Dziś Słowiańsk jest największym dostawcą wytworów garncarskich na ukraińskim rynku. Mało kto wie jednak, że miejscowe tradycje ceramiczne liczą sobie już ponad sto lat. Cała produkcja popularnej tzw. kuzniecowskiej porcelany stworzona została przez rosyjską dynastię Kuzniecowów pod koniec XIX wieku. Pośród licznych fabryk, które należały do dynastii, były również fabryki słobożańskie: fabryka wyrobów fajansowych w Słowiańsku (w ówczesnej iziumskiej włości) i fabryka naczyń fajansowych oraz porcelanowych w Budach. Pozostałości kuzniecowskiej porcelany, czyli m.in. pojedyncze talerze czy całe zastawy stołowe, zachowały się w miejscowym muzeum.
Za czasów ZSRR w Słowiańsku funkcjonowało wiele fabryk ceramiki, wokół których powstawało miasto. Obecnie, ceramika uważana jest już za tradycyjne lokalne rzemiosło. Słowiańskie przedsiębiorstwo ceramiczne produkowało płyty i wyroby fajansowe, armaturowo-izolacyjne — ceramiczne izolatory, natomiast w cechach użyteczności publicznej odlewano w gipsowych formach garnki, wazony itp. Fabryki stopniowo ulegały zniszczeniu, ale pozostało najcenniejsze — doświadczenie ludzi. Tak też żyła tradycja, która napędzała rzemiosło i sprzyjała powstawaniu nowych cechów, których przed konfliktem w Donbasie w mieście było bardzo wiele.
Słowiańsk jest miastem garncarskim, a nie metalurgicznym. Jego gospodarka opiera się na niewielkich pracowniach garncarskich i chałupnictwie. Jak zaznacza miejscowy garncarz Jewhen Pawłenko:
— Słowiańsk utrzymuje się dzięki ceramice. Jest to miasto ceramików. Mnóstwo ludzi pracuje właśnie w tej gałęzi przemysłu. Miasto zarabia na ceramice. I są to niemałe pieniądze.

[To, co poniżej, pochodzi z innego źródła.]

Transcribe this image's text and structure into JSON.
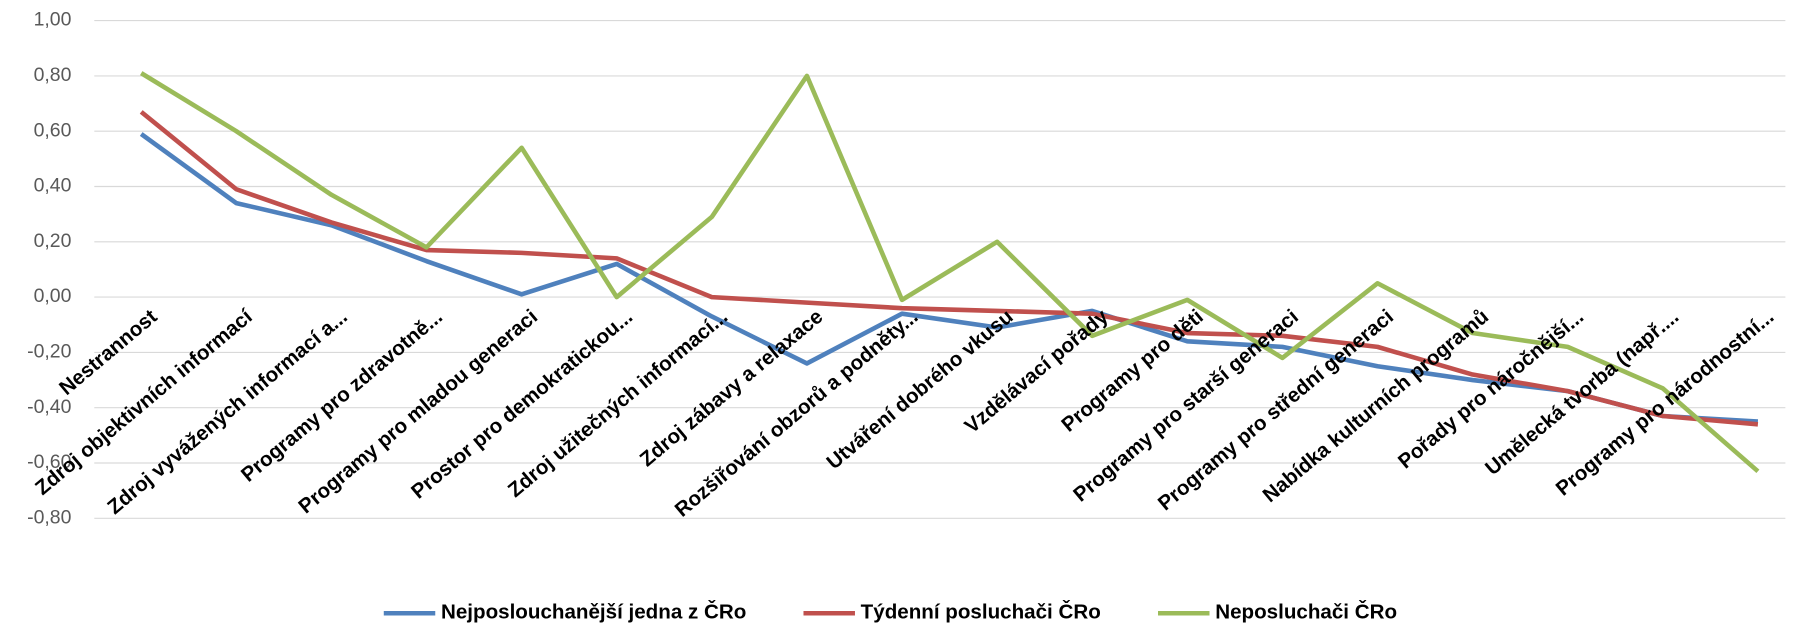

Jewhen jest z zawodu kierowcą, a z wykształcenia inżynierem mechanikiem transportu samochodowego. Garncarstwem zaczął zajmować się bez wcześniejszego doświadczenia. Zachęcił go do tego przyjaciel, który sam też dopiero zaczynał lepić i wypalać naczynia. Jewhen uczył się na bieżąco:
— Niektóre cechy są małe, a niektóre liczą po 100 osób. Glina jest lokalna, pochodzi stąd. Jest też biała glina z kopalni w Drużkiwce, a jest też nasza czerwona glina spod Słowiańska. Niedaleko mamy wieś Hłyboka Makatycha. Jest tam kopalnia odkrywkowa, skąd też ją wydobywamy.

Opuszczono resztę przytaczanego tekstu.